A recent decision by an appeals court in one state could have far-reaching implications for employers throughout the nation. The 6th Circuit Court of Appeals sided with an Ohio district court’s ruling in a case of age discrimination brought by a former employee of MW Bancorp Inc.
In their ruling, the appeals court stated that the plaintiff was not able to prove that “age was the sole cause for her firing.” Plaintiff appealed this ruling to the full 6th Circuit Court in an attempt to overturn the panel’s ruling. Two amicus briefs on behalf of the plaintiff were filed by the Equal Employment Opportunity Commission (EEOC) and the American Association of Retired Persons (AARP) Foundation, the AARP and the National Employment Lawyers Association (NELA).
The premise of amicus briefs
Both amicus briefs contend that “sole cause” standards should not be applicable in the plaintiff’s case due to prior legal precedents set by none other than the U.S. Supreme Court. The two amicus briefs’ premise is that a “sole cause” standard would make it much more challenging for older workers to win age bias cases in the courts.

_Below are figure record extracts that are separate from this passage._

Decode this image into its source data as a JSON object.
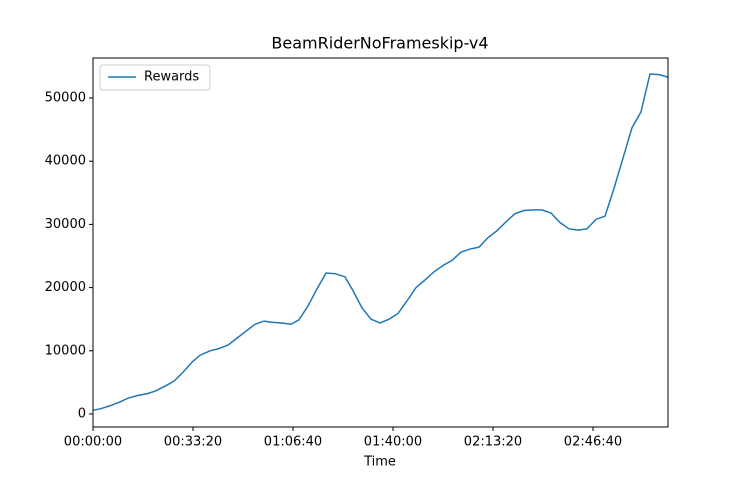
{
  "chart_data": {
    "type": "line",
    "title": "BeamRiderNoFrameskip-v4",
    "x_label": "Time",
    "x": [
      0,
      140,
      340,
      540,
      700,
      880,
      1080,
      1240,
      1440,
      1620,
      1800,
      1980,
      2140,
      2340,
      2500,
      2700,
      2880,
      3060,
      3240,
      3420,
      3600,
      3780,
      3960,
      4120,
      4300,
      4480,
      4660,
      4840,
      5040,
      5200,
      5380,
      5560,
      5740,
      5920,
      6100,
      6280,
      6460,
      6640,
      6820,
      7000,
      7180,
      7360,
      7540,
      7720,
      7900,
      8080,
      8260,
      8440,
      8620,
      8800,
      8980,
      9160,
      9340,
      9520,
      9700,
      9880,
      10060,
      10240,
      10420,
      10600,
      10780,
      10960,
      11140,
      11320,
      11500
    ],
    "series": [
      {
        "name": "Rewards",
        "color": "#1f77b4",
        "values": [
          600,
          800,
          1300,
          1900,
          2500,
          2900,
          3200,
          3600,
          4400,
          5200,
          6600,
          8200,
          9300,
          10000,
          10300,
          10900,
          12000,
          13100,
          14200,
          14700,
          14500,
          14400,
          14200,
          14900,
          17100,
          19800,
          22300,
          22200,
          21700,
          19500,
          16800,
          15000,
          14400,
          15000,
          15900,
          17900,
          20000,
          21200,
          22500,
          23500,
          24300,
          25600,
          26100,
          26400,
          27900,
          29000,
          30400,
          31700,
          32200,
          32300,
          32300,
          31800,
          30300,
          29300,
          29100,
          29300,
          30800,
          31300,
          35700,
          40500,
          45300,
          47800,
          53800,
          53700,
          53300
        ]
      }
    ],
    "xlim": [
      0,
      11500
    ],
    "xticks": [
      {
        "value": 0,
        "label": "00:00:00"
      },
      {
        "value": 2000,
        "label": "00:33:20"
      },
      {
        "value": 4000,
        "label": "01:06:40"
      },
      {
        "value": 6000,
        "label": "01:40:00"
      },
      {
        "value": 8000,
        "label": "02:13:20"
      },
      {
        "value": 10000,
        "label": "02:46:40"
      }
    ],
    "ylim": [
      -2060,
      56330
    ],
    "yticks": [
      0,
      10000,
      20000,
      30000,
      40000,
      50000
    ],
    "legend": "upper left",
    "grid": false
  }
}
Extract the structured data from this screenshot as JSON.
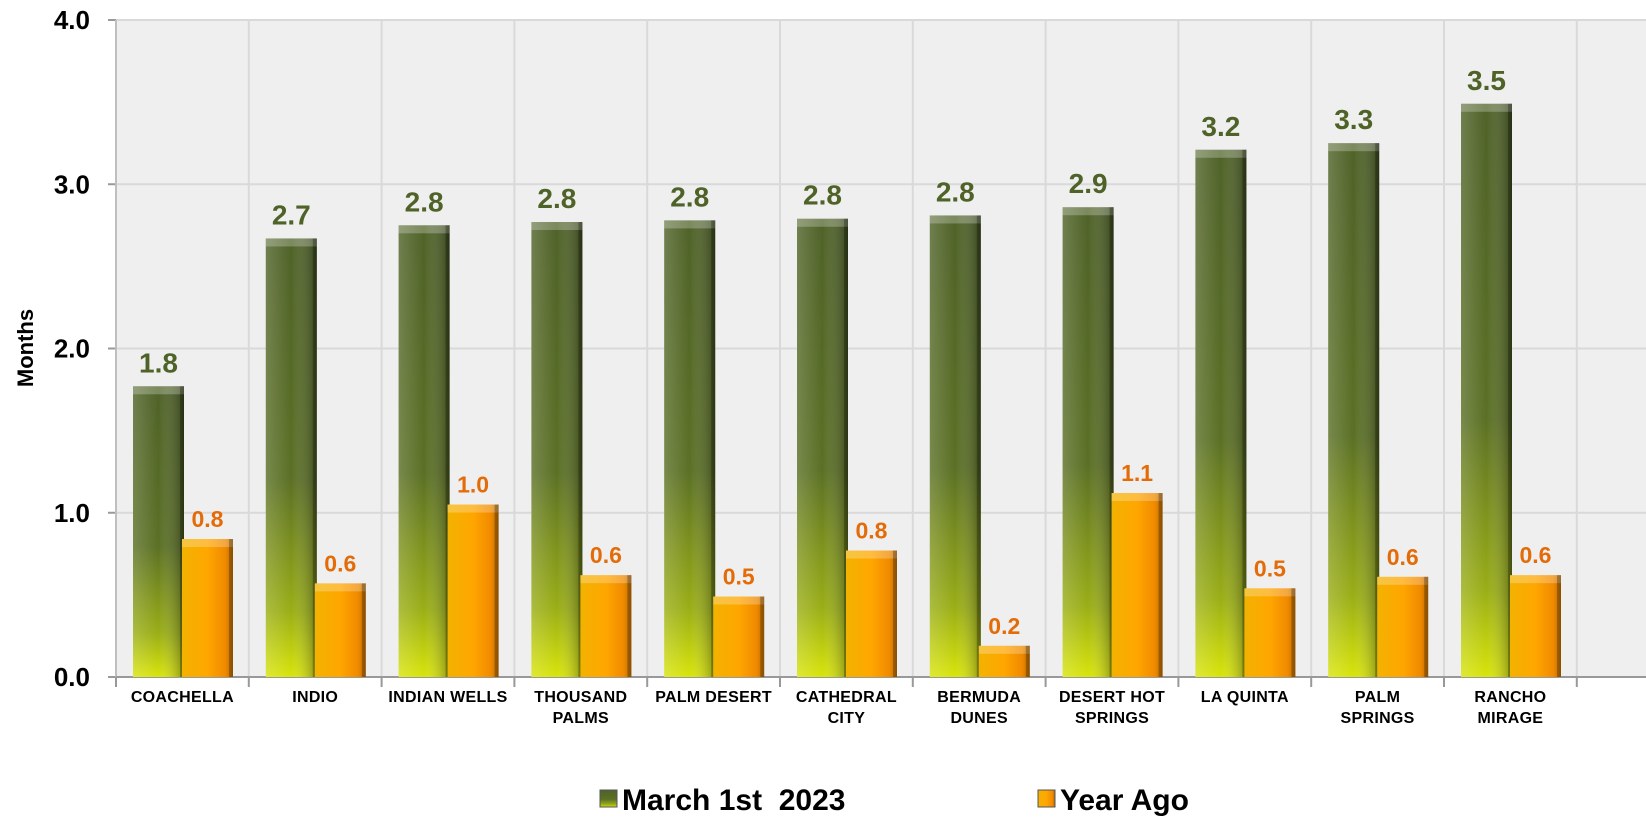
{
  "chart_data": {
    "type": "bar",
    "title": "",
    "xlabel": "",
    "ylabel": "Months",
    "ylim": [
      0,
      4
    ],
    "yticks": [
      "0.0",
      "1.0",
      "2.0",
      "3.0",
      "4.0"
    ],
    "grid": true,
    "legend_position": "bottom",
    "categories": [
      [
        "COACHELLA"
      ],
      [
        "INDIO"
      ],
      [
        "INDIAN WELLS"
      ],
      [
        "THOUSAND",
        "PALMS"
      ],
      [
        "PALM DESERT"
      ],
      [
        "CATHEDRAL",
        "CITY"
      ],
      [
        "BERMUDA",
        "DUNES"
      ],
      [
        "DESERT HOT",
        "SPRINGS"
      ],
      [
        "LA QUINTA"
      ],
      [
        "PALM",
        "SPRINGS"
      ],
      [
        "RANCHO",
        "MIRAGE"
      ]
    ],
    "series": [
      {
        "name": "March 1st  2023",
        "color": "#5a6e2a",
        "label_color": "#4f6228",
        "values": [
          1.77,
          2.67,
          2.75,
          2.77,
          2.78,
          2.79,
          2.81,
          2.86,
          3.21,
          3.25,
          3.49
        ],
        "labels": [
          "1.8",
          "2.7",
          "2.8",
          "2.8",
          "2.8",
          "2.8",
          "2.8",
          "2.9",
          "3.2",
          "3.3",
          "3.5"
        ]
      },
      {
        "name": "Year Ago",
        "color": "#ffa000",
        "label_color": "#e36c09",
        "values": [
          0.84,
          0.57,
          1.05,
          0.62,
          0.49,
          0.77,
          0.19,
          1.12,
          0.54,
          0.61,
          0.62
        ],
        "labels": [
          "0.8",
          "0.6",
          "1.0",
          "0.6",
          "0.5",
          "0.8",
          "0.2",
          "1.1",
          "0.5",
          "0.6",
          "0.6"
        ]
      }
    ]
  }
}
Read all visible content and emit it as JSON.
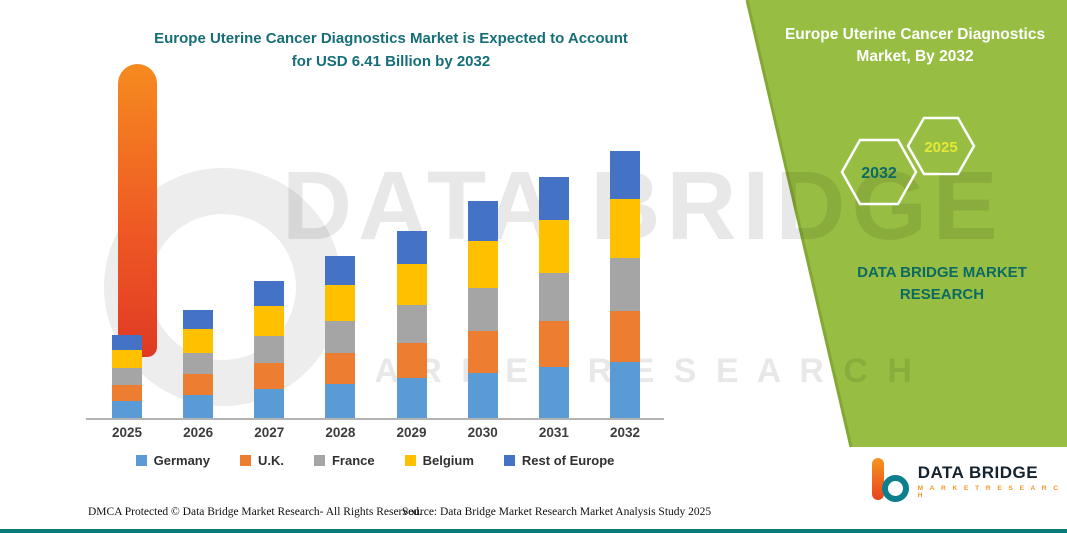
{
  "header": {
    "title_line1": "Europe Uterine Cancer Diagnostics Market is Expected to Account",
    "title_line2": "for USD 6.41 Billion by 2032"
  },
  "side_panel": {
    "heading_line1": "Europe Uterine Cancer Diagnostics",
    "heading_line2": "Market, By 2032",
    "hexagons": [
      {
        "label": "2032",
        "label_color": "#0d6a63"
      },
      {
        "label": "2025",
        "label_color": "#e4e838"
      }
    ],
    "brand_line1": "DATA BRIDGE MARKET",
    "brand_line2": "RESEARCH"
  },
  "watermark": {
    "line1": "DATA BRIDGE",
    "line2": "M A R K E T   R E S E A R C H"
  },
  "colors": {
    "panel_green": "#97be43",
    "panel_edge": "#83a934",
    "title_teal": "#156e78",
    "bottom_line_teal": "#0c7a77"
  },
  "chart_data": {
    "type": "bar",
    "stacked": true,
    "title": "Europe Uterine Cancer Diagnostics Market is Expected to Account for USD 6.41 Billion by 2032",
    "unit": "USD Billion",
    "categories": [
      "2025",
      "2026",
      "2027",
      "2028",
      "2029",
      "2030",
      "2031",
      "2032"
    ],
    "series": [
      {
        "name": "Germany",
        "color": "#5B9BD5",
        "values": [
          0.42,
          0.55,
          0.69,
          0.82,
          0.95,
          1.09,
          1.22,
          1.35
        ]
      },
      {
        "name": "U.K.",
        "color": "#ED7D31",
        "values": [
          0.38,
          0.5,
          0.63,
          0.74,
          0.86,
          0.99,
          1.1,
          1.22
        ]
      },
      {
        "name": "France",
        "color": "#A5A5A5",
        "values": [
          0.4,
          0.52,
          0.66,
          0.78,
          0.9,
          1.04,
          1.16,
          1.28
        ]
      },
      {
        "name": "Belgium",
        "color": "#FFC000",
        "values": [
          0.44,
          0.57,
          0.72,
          0.86,
          0.99,
          1.14,
          1.28,
          1.41
        ]
      },
      {
        "name": "Rest of Europe",
        "color": "#4472C4",
        "values": [
          0.36,
          0.46,
          0.6,
          0.7,
          0.8,
          0.94,
          1.04,
          1.15
        ]
      }
    ],
    "totals_usd_billion_est": [
      2.0,
      2.6,
      3.3,
      3.9,
      4.5,
      5.2,
      5.8,
      6.41
    ],
    "ylim": [
      0,
      7
    ],
    "grid": false,
    "legend_position": "bottom"
  },
  "footer": {
    "dmca": "DMCA Protected © Data Bridge Market Research-  All Rights Reserved.",
    "source": "Source: Data Bridge Market Research  Market Analysis Study 2025"
  },
  "logo": {
    "name_line": "DATA BRIDGE",
    "sub_line": "M A R K E T   R E S E A R C H"
  }
}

Employers’ reality may be quite different
As employers all across the nation can attest, it is a rare case indeed where a worker is terminated simply because of their age. Most employers have a great deal invested in long-term employees and will have exhausted numerous attempts to retain them in the workplace by the time termination occurs.
Terminated employees who decide to initiate legal action against former employers may ignore less drastic attempts to get them to comply with new operating procedures and/or rules. Documenting each employee’s transgression and failure to comply can provide the evidence your employment law attorney needs to prevail in court.